The old General stopped and stared down at the graveled path with its trim turf border lying at his feet.

"It was to me as if the world, seething in its troubles, was suddenly empty—with that man gone. I drifted with the crowd about London town, and the crowd appeared to be like myself, dazed. The streets were full and there was continually a profound, sorrowful sound, like the groan of a nation; faces were blank and gray. Those surging, mournful London streets, and the look of the posters with great letters on them—his name—that memory isn't likely to leave me till I die. Of course, I got hold of every detail and tried to picture the manner of it to myself, but I couldn't get it that he was dead. Kitchener, the heart of the nation; I couldn't comprehend that he had stopped breathing. I couldn't get myself satisfied that I wasn't to see him again. It seemed there must be some way out. You'll remember, perhaps, that four boats were seen to put off from the Hampshire as she sank? I tried to trace those boats. I traveled up there and interviewed people who had seen them. I got no good from it.

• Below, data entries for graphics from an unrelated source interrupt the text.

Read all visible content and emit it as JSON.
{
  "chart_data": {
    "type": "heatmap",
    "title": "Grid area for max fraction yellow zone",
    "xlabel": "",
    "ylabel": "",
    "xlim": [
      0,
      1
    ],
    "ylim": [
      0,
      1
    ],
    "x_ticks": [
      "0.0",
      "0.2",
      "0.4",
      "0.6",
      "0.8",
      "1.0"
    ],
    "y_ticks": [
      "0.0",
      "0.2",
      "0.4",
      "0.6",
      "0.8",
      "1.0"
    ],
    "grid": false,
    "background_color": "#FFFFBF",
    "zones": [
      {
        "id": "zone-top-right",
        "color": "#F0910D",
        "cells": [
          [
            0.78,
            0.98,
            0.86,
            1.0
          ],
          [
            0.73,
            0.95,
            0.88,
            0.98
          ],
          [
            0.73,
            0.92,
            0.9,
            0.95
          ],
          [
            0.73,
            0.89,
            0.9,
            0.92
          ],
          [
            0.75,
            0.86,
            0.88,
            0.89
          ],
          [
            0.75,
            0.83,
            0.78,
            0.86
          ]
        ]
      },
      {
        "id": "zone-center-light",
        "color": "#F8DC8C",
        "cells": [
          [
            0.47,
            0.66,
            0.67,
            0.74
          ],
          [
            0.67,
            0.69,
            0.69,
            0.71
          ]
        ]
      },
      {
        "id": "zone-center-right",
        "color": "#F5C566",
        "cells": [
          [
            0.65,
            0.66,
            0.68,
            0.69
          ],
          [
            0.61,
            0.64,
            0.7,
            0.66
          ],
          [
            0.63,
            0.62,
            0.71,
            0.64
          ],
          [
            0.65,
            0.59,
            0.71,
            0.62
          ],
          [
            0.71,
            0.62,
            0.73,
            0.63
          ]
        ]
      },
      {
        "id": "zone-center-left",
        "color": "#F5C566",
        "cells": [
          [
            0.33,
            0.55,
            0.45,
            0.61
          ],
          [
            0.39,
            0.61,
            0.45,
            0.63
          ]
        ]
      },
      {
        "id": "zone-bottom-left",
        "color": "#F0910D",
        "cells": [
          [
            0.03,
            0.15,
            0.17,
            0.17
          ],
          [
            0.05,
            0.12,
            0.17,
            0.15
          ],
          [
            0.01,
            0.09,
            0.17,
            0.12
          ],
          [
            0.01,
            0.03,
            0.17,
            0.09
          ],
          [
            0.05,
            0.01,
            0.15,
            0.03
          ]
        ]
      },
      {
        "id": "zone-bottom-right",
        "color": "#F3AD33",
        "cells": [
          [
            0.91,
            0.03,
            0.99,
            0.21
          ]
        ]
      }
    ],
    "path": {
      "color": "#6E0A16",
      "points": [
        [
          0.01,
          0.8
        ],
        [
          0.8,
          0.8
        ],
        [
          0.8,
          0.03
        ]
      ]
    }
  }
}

But it kept coming to me that it was not a mine that had sunk the ship, that it [pg 327] was a torpedo from a German submarine, and that Kitchener was on one of the boats that put off and that he had been taken prisoner by the enemy. God knows why that thought persisted—there were reasons against it—it was a boy's theory. But it persisted; I couldn't get it out of my head. I was in St. Paul's at the Memorial Service; I heard the 'Last Post' played for him, and I saw the King and Queen in tears; all that didn't settle my mind. I went back to the front, heavy-hearted, and tried to behave myself as I believed he'd have had me—the Sirdar. My people had called him the Sirdar always. Luck was with me in France; I had chances, and did a bit of work, and got advancement."

"I know," I nodded. "I've read history. A few trifles like the rescue of the rifles and holding that trench and—"

The old soldier interrupted, looking thunderous. "It has a bearing on the episode I'm about to tell you. That's why I refer to it."